Both analyses show that the increments of the absolute mortality risk associated with the same deviation of the DI from its “optimal” value tend to increase with age. This means that the width of respective U-function of risk gets narrower with age, indicating the aging-related decline in resistance to stress. This finding is in line with the results obtained in animal aging studies, which show a strong connection between the stress resistance and longevity, as well as the decline with age in resistance to many stresses (Semenchenko et al. 2004). These findings support the idea that resistance of human organisms to stresses induced by the increments in the DI declines with age.

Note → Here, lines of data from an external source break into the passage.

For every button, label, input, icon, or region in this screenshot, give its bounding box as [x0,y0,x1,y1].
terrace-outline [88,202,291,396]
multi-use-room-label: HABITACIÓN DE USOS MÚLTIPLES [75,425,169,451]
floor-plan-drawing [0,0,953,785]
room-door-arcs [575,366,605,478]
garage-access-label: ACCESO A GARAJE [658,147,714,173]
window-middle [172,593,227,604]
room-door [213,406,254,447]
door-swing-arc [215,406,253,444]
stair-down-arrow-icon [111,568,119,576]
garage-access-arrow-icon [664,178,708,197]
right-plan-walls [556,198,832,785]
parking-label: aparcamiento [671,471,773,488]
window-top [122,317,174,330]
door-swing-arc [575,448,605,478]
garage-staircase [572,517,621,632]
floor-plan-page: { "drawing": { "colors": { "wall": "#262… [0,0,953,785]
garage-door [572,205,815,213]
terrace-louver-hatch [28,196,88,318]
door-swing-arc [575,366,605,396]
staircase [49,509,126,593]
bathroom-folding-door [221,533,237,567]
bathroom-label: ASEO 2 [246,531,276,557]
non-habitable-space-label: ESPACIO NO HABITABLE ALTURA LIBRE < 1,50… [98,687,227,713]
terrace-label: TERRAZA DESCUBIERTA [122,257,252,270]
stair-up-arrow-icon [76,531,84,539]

Both studies capture the opposite behavior of the absolute and relative risks with increasing age. An increasing role of unobserved factors included in a baseline hazard is confirmed by the widening of the U−function of relative risk with age. It is most likely that such behavior of the age trajectories of relative risks manifests the increasing role of senescence in the total mortality compared to selected risk factors, when individuals get older. It also means that the use of constructed index does not cover all effects of senescence-related factors.

Our analysis also confirms the surprising finding (Yashin et al. 2006) that the optimal trajectory, f t , of the DI differs from zero for females, although in the case of the QHM the difference is not significant. Nevertheless, the analysis confirms the previous observation, that there is an interval of the DI values forming the left branch of the U-shaped hazard for which there is not substantial relative increase in the mortality rate, and that the range of such DI values increases with age. The presence of this range of the index values means that the adaptation (hormesis) effects may take place: to reach the minimum of the mortality risk, organisms may need to have a non-zero value of the DI. The fact that this effect is more pronounced in females than in males (for whom it is non-significant in the case of the Cox’s model and absent in the case of the QHM) is in agreement with other observations of male/female differences, which show that females have a lower total mortality but have a higher morbidity rate than males. The causes responsible for the non-zero optimal trajectories of the DI deserve a special attention. One reason could be unobserved behavioral factors characterizing health status and affecting dynamics of the DI. For instance, the fact that a person has broken his/her bones may indicate that he/she is more physically active, is in a good physical shape, and has a relatively good potential for a long life. The person can also modify his/her behavior after acquiring a certain number of deficits, thereby reducing the mortality risk. The presence of unobserved deficits may also contribute to this effect.

In sum, the two studies performed with a simple cumulative index using different models confirm the earlier finding that this index is useful for studying dynamic aspects of the aging-related changes in a human organism. The new findings confirmed in both analyses include a non-zero optimal age trajectory of the DI, the age-related decline in resistance to stresses associated with the DI variability, sex difference in all evaluated patterns, and the fact that adaptive mechanisms responsible for the dynamics of DI do not tend to keep the DI around its optimal trajectory corresponding to the minimum of mortality risk. The similarity in the results of analyses obtained using two different models indicates that the evaluated effects are likely to be not the artifacts of particular models but reflect natural regularities of the aging-related deterioration of health/well-being/survival status in humans. These findings require further development of biological background, explaining regularities of deficits accumulation in aging human organism, and connection between observed and unobserved components of this process.